3. Developers with senior-level scope

Senior software engineers who own architectural decisions for their teams benefit more from AZ-305 than AZ-104. Your job is not Azure operations; it is picking the right Azure services to build on. AZ-305 rewards that lens.

The cost-of-wrong-choice

Taking AZ-104 when you should have taken AZ-305: lose ~$165 + ~80 hours + the 3-month delay to the credential that actually moves your career. I have met five architects who took AZ-104 because Microsoft said to, and all five told me they wish they had started with AZ-305.

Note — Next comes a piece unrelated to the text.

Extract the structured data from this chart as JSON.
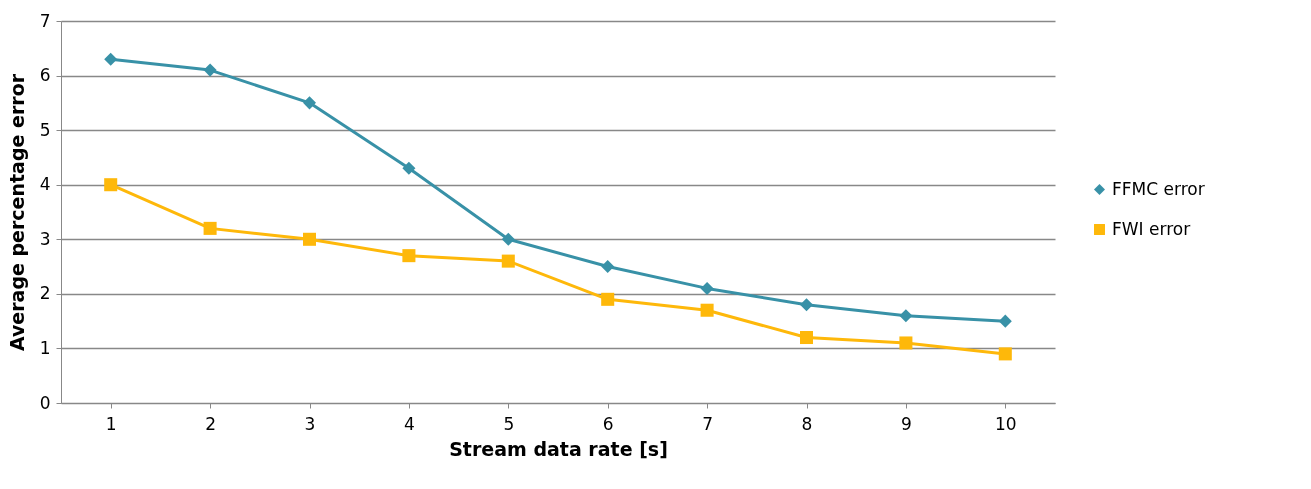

Taking AZ-305 when you should have taken AZ-104: this is the bigger risk. You pass AZ-305 without operational experience, get a job as an "Azure Architect," and face real-world deployment problems you cannot actually solve. Your team figures this out in 90 days and you have a career setback. I have seen this play out three times.

Passing an exam is easy. Being useful at the job the exam credentials you for is what matters.

The "take both" answer

If you are full-time-studying with 400+ hours over 6 months, take both. AZ-104 first, then AZ-305 three months later. The combined credential carries more weight than either alone, and the 104 → 305 sequencing genuinely does reinforce what you learned.

But if you are part-time studying with 8–10 hours a week and a specific career target, pick one. Pick the one that maps to your job title in 12–18 months. That is the only question that matters.

Domain-specific notes

If your target role mentions any of the following, AZ-305 is clearly the right starting point even if you have less ops depth:

  • Hybrid cloud architect
  • Azure migration lead
  • Cloud security architect (though AZ-500 is a better next step for security-specific roles)
  • Multi-cloud architect

If your target role mentions any of these, AZ-104 is clearly right:

  • Cloud operations
  • Azure Reliability Engineering / SRE
  • Infrastructure engineer
  • Managed services engineer

And if your target is "Azure Developer," neither of these is your next cert. AZ-204 (Developer Associate) is. I see AZ-204 skipped by developers who go for AZ-305 because Architect sounds better. Then they fail AZ-305 because the design-for-applications questions assume development-adjacent knowledge the exam does not teach. AZ-204 first, AZ-305 later if you become an architect.

Cert choice is career direction in disguise. Write down the title. The rest follows.